Avancer dans la vie… Avancer dans leur vie.
Et alors, il répondit à ce sourire si significatif et lâcha son visage pour finir par briser ensuite leur contact visuel et se diriger vers le côté passager de la voiture.
Un simple passant n'aurait pu comprendre ce qu'il venait de ce passer entre ces deux étranges personnages, figés au beau milieu du parking d'un restaurant chinois.
Un simple passant n'aurait pu comprendre l'intensité de ce que venaient de partager ces deux personnes.
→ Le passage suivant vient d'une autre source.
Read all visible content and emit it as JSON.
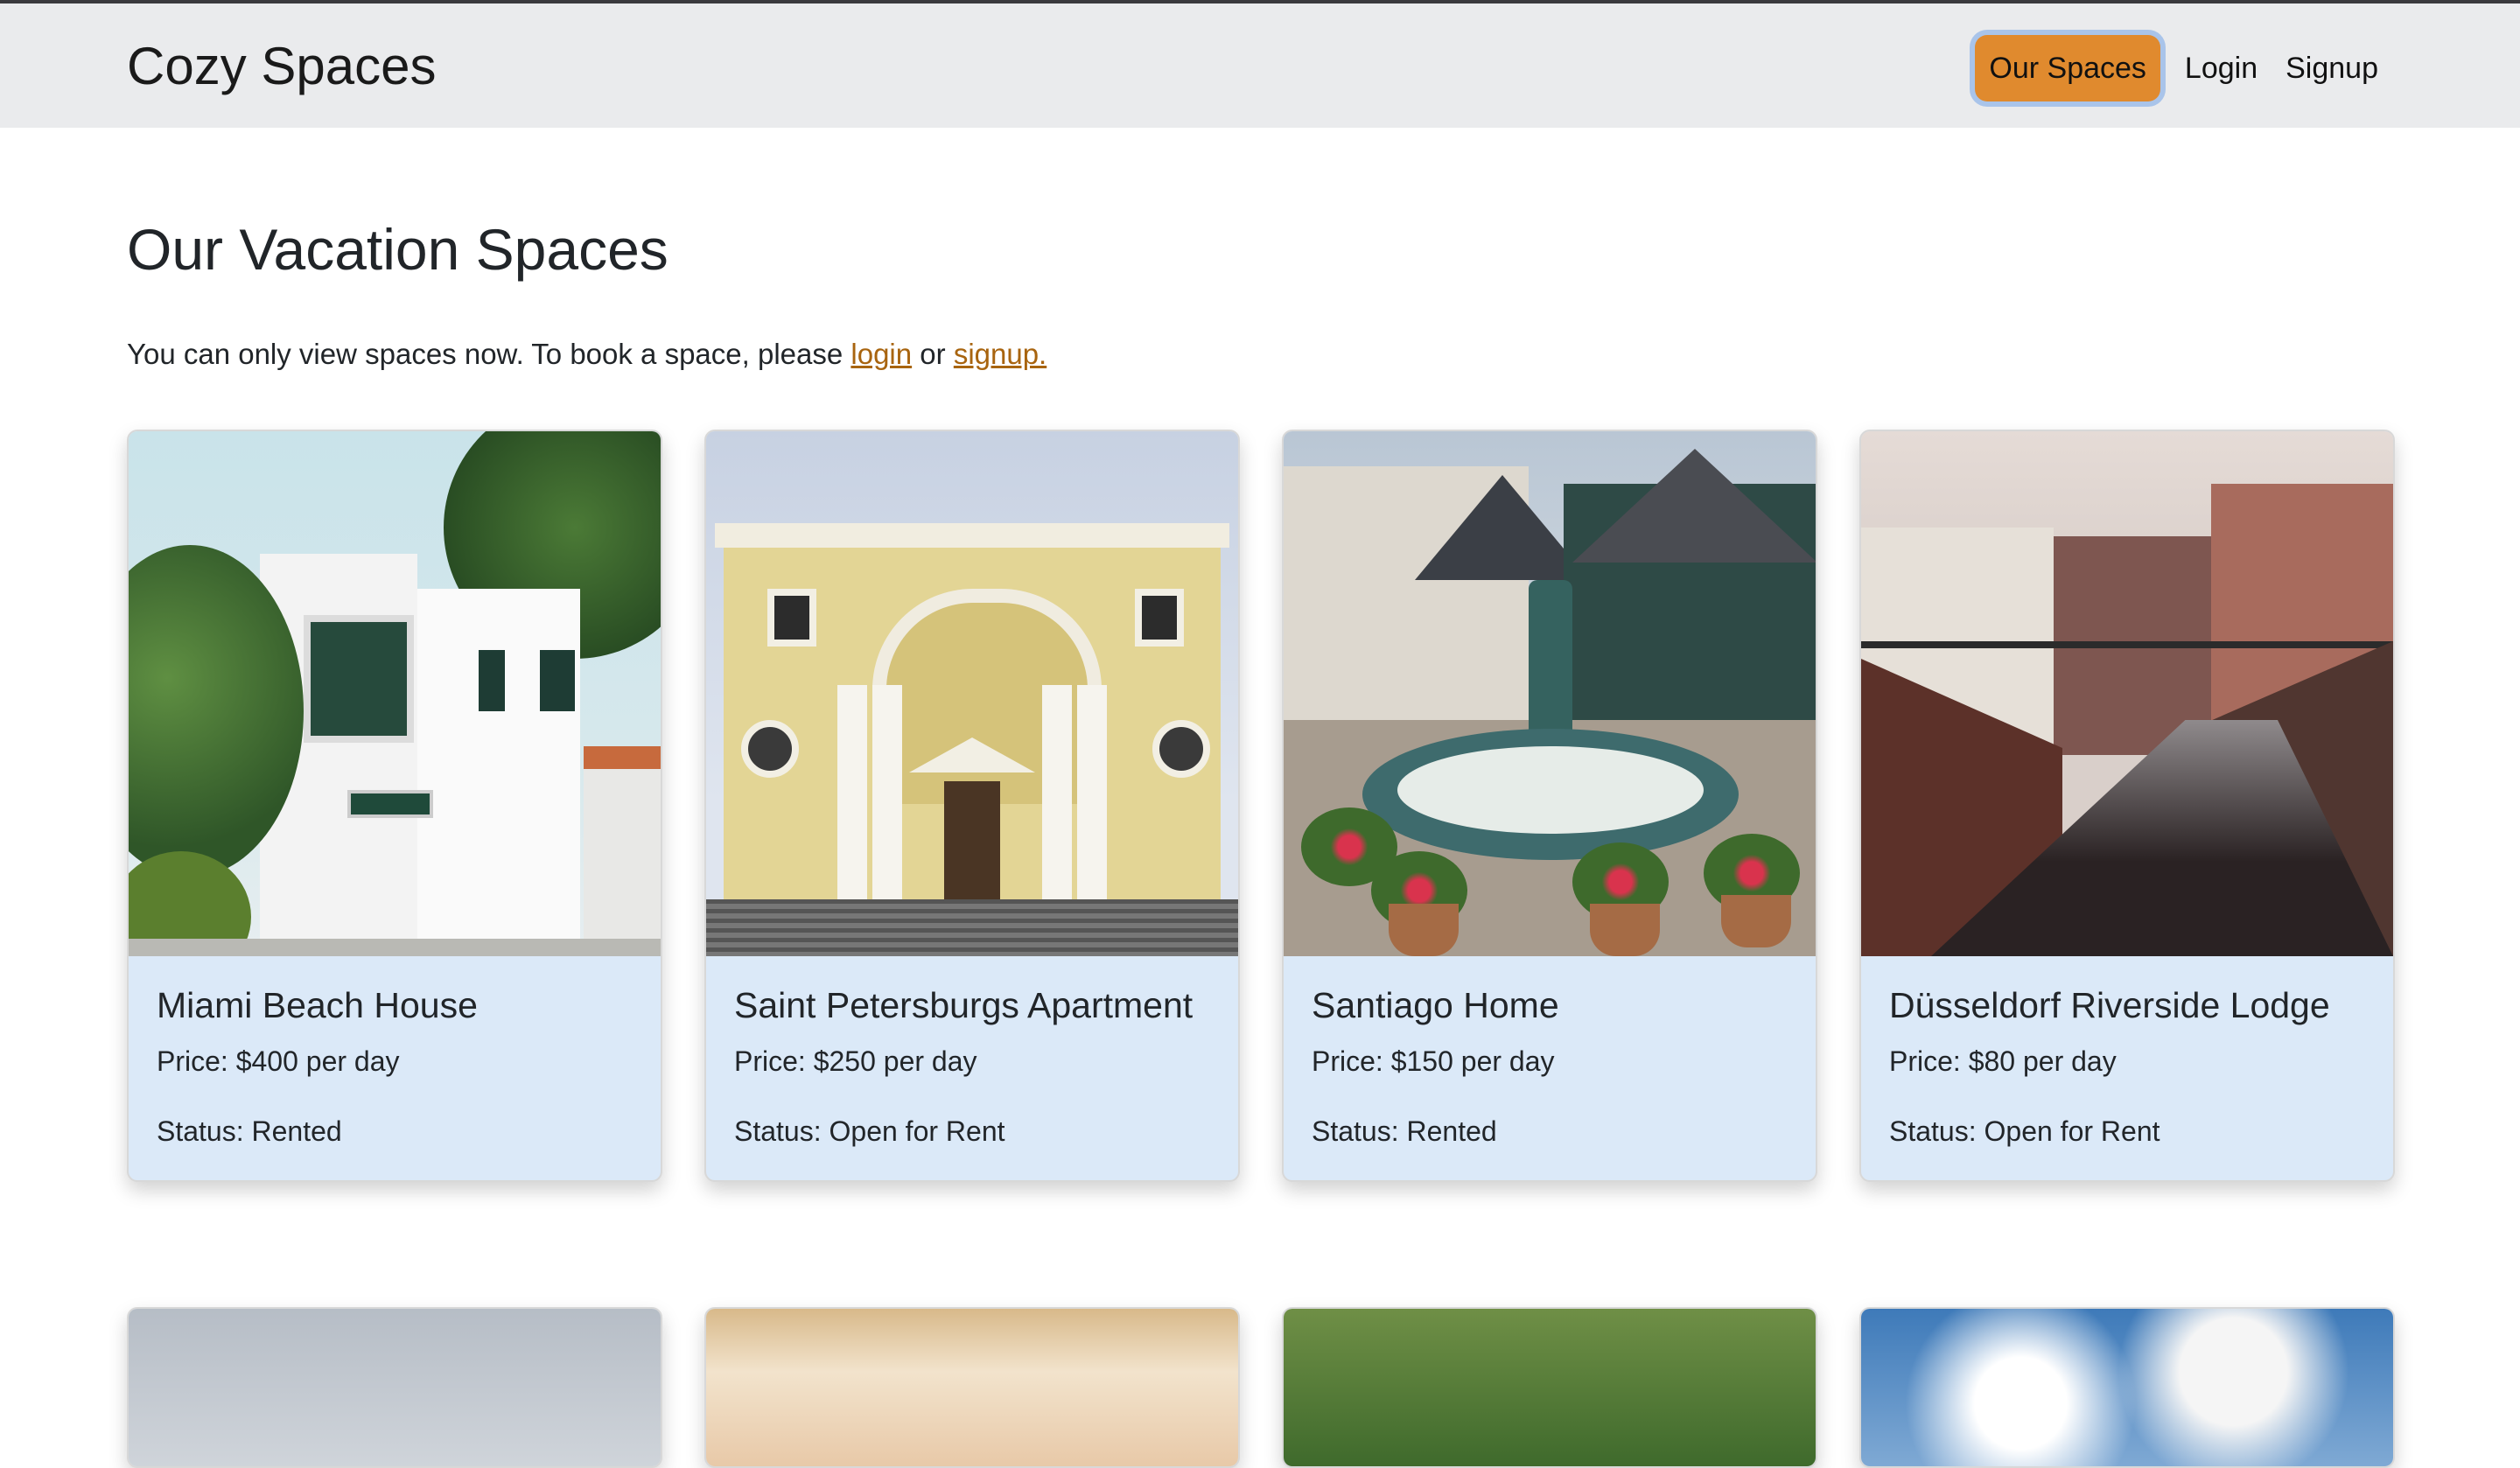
{
  "navbar": {
    "brand": "Cozy Spaces",
    "links": [
      {
        "label": "Our Spaces",
        "active": true
      },
      {
        "label": "Login",
        "active": false
      },
      {
        "label": "Signup",
        "active": false
      }
    ],
    "accent_color": "#e08a2e"
  },
  "main": {
    "title": "Our Vacation Spaces",
    "notice_prefix": "You can only view spaces now. To book a space, please ",
    "notice_login": "login",
    "notice_or": " or ",
    "notice_signup": "signup."
  },
  "cards": [
    {
      "name": "Miami Beach House",
      "price": "Price: $400 per day",
      "status": "Status: Rented",
      "image": "white-modern-house-photo"
    },
    {
      "name": "Saint Petersburgs Apartment",
      "price": "Price: $250 per day",
      "status": "Status: Open for Rent",
      "image": "yellow-cathedral-facade-photo"
    },
    {
      "name": "Santiago Home",
      "price": "Price: $150 per day",
      "status": "Status: Rented",
      "image": "plaza-fountain-photo"
    },
    {
      "name": "Düsseldorf Riverside Lodge",
      "price": "Price: $80 per day",
      "status": "Status: Open for Rent",
      "image": "canal-buildings-photo"
    }
  ],
  "cards_row2_images": [
    "overcast-sky-photo",
    "sunset-sky-photo",
    "trees-street-photo",
    "blue-sky-clouds-photo"
  ]
}
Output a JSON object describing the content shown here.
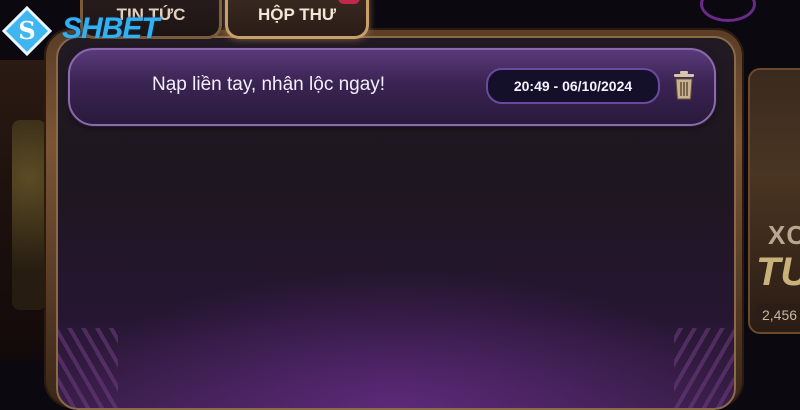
{
  "brand": {
    "logo_text": "SHBET",
    "logo_letter": "S"
  },
  "tabs": [
    {
      "label": "TIN TỨC",
      "active": false
    },
    {
      "label": "HỘP THƯ",
      "active": true
    }
  ],
  "messages": [
    {
      "title": "Nạp liền tay, nhận lộc ngay!",
      "timestamp": "20:49 - 06/10/2024",
      "action_icon": "trash-icon"
    }
  ],
  "background": {
    "side_text_1": "XC",
    "side_text_2": "TU",
    "side_number": "2,456"
  },
  "colors": {
    "accent": "#35b0ee",
    "message_bg": "#3a2452",
    "panel_border": "#8a6a48"
  }
}
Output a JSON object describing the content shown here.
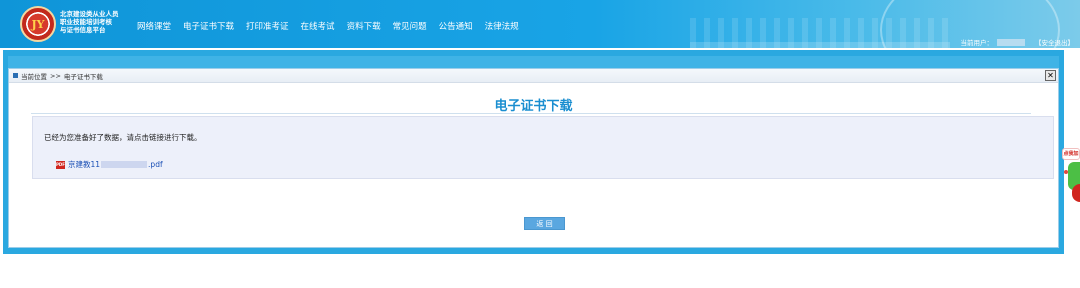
{
  "header": {
    "logo_text": "JY",
    "site_title": [
      "北京建设类从业人员",
      "职业技能培训考核",
      "与证书信息平台"
    ],
    "nav": [
      "网络课堂",
      "电子证书下载",
      "打印准考证",
      "在线考试",
      "资料下载",
      "常见问题",
      "公告通知",
      "法律法规"
    ],
    "user_label": "当前用户：",
    "logout_label": "【安全退出】"
  },
  "breadcrumb": {
    "prefix": "当前位置",
    "sep": ">>",
    "current": "电子证书下载"
  },
  "close_symbol": "✕",
  "main": {
    "heading": "电子证书下载",
    "info_text": "已经为您准备好了数据，请点击链接进行下载。",
    "file": {
      "name_prefix": "京建教11",
      "name_suffix": ".pdf",
      "icon_text": "PDF"
    },
    "back_label": "返 回"
  },
  "float_widget": {
    "badge_text": "点我加"
  },
  "colors": {
    "header_blue": "#19a4e6",
    "heading_blue": "#1a8ed0",
    "link_blue": "#1a4fb5",
    "button_blue": "#5aa7e0"
  }
}
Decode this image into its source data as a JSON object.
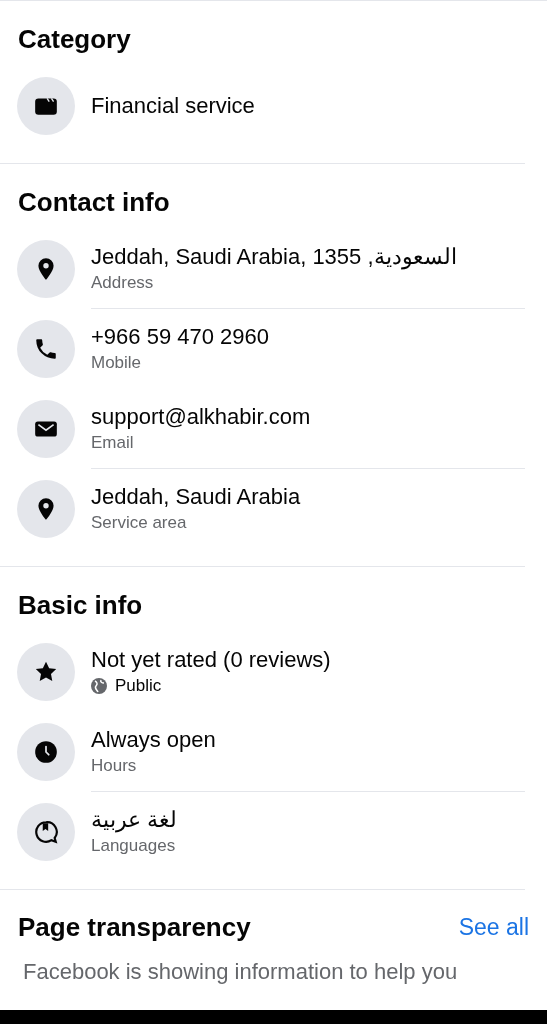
{
  "sections": [
    {
      "title": "Category",
      "items": [
        {
          "primary": "Financial service",
          "divider_below": false
        }
      ]
    },
    {
      "title": "Contact info",
      "items": [
        {
          "primary": "Jeddah, Saudi Arabia, 1355 ,السعودية",
          "secondary": "Address",
          "divider_below": true
        },
        {
          "primary": "+966 59 470 2960",
          "secondary": "Mobile",
          "divider_below": false
        },
        {
          "primary": "support@alkhabir.com",
          "secondary": "Email",
          "divider_below": true
        },
        {
          "primary": "Jeddah, Saudi Arabia",
          "secondary": "Service area",
          "divider_below": false
        }
      ]
    },
    {
      "title": "Basic info",
      "items": [
        {
          "primary": "Not yet rated (0 reviews)",
          "secondary": "Public",
          "audience": true,
          "divider_below": false
        },
        {
          "primary": "Always open",
          "secondary": "Hours",
          "divider_below": true
        },
        {
          "primary": "لغة عربية",
          "secondary": "Languages",
          "divider_below": false
        }
      ]
    }
  ],
  "transparency": {
    "title": "Page transparency",
    "link": "See all",
    "body": "Facebook is showing information to help you"
  }
}
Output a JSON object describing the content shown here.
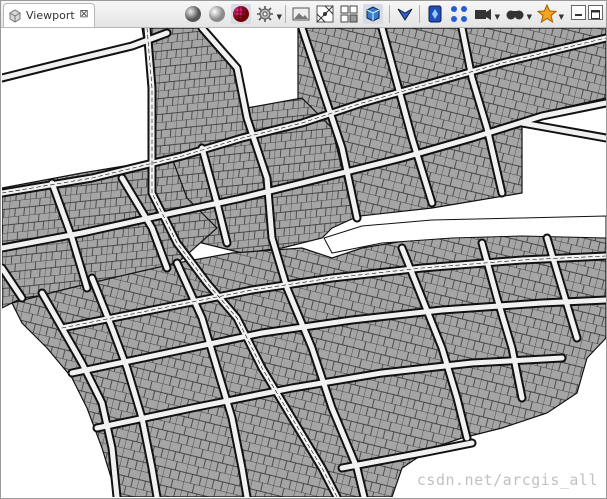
{
  "tab": {
    "label": "Viewport",
    "close_glyph": "⊠"
  },
  "toolbar": {
    "items": [
      {
        "name": "shaded-sphere-icon"
      },
      {
        "name": "smooth-sphere-icon"
      },
      {
        "name": "textured-sphere-icon",
        "active": true
      },
      {
        "name": "render-settings-icon",
        "dropdown": true
      },
      {
        "name": "photo-icon"
      },
      {
        "name": "snap-grid-icon"
      },
      {
        "name": "grid-icon"
      },
      {
        "name": "cube-icon"
      },
      {
        "name": "select-icon"
      },
      {
        "name": "camera-bookmark-icon"
      },
      {
        "name": "nodes-icon"
      },
      {
        "name": "camera-icon",
        "dropdown": true
      },
      {
        "name": "binoculars-icon",
        "dropdown": true
      },
      {
        "name": "star-icon",
        "dropdown": true
      }
    ]
  },
  "window_controls": [
    "minimize-icon",
    "maximize-icon"
  ],
  "watermark": "csdn.net/arcgis_all",
  "colors": {
    "block": "#a5a5a5",
    "road": "#f1f1f1",
    "edge": "#111111",
    "background": "#ffffff"
  }
}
Un simple passant n'aurait pas compris que cet homme et cette femme se séparent avant d'avoir échanger un baiser qui aurait pourtant parfaitement bien collé à la situation et qui aurait offert une fin bien particulière à cette soirée, une fin qui aurait plu à un certain écrivain.
Un simple passant n'aurait pu comprendre, tout simplement, que des moments comme celui-ci étaient tout ce qu'il y a de plus naturel pour ce couple fascinant, ne nécessitant aucun artifice tel qu'un baiser pour rendre les choses…
Réelles.
Et c'est sur ces pensées quelque peu étonnantes et particulières que le lieutenant Beckett rejoignit son coéquipier dans la voiture et démarra le moteur, un sourire timide sur les lèvres.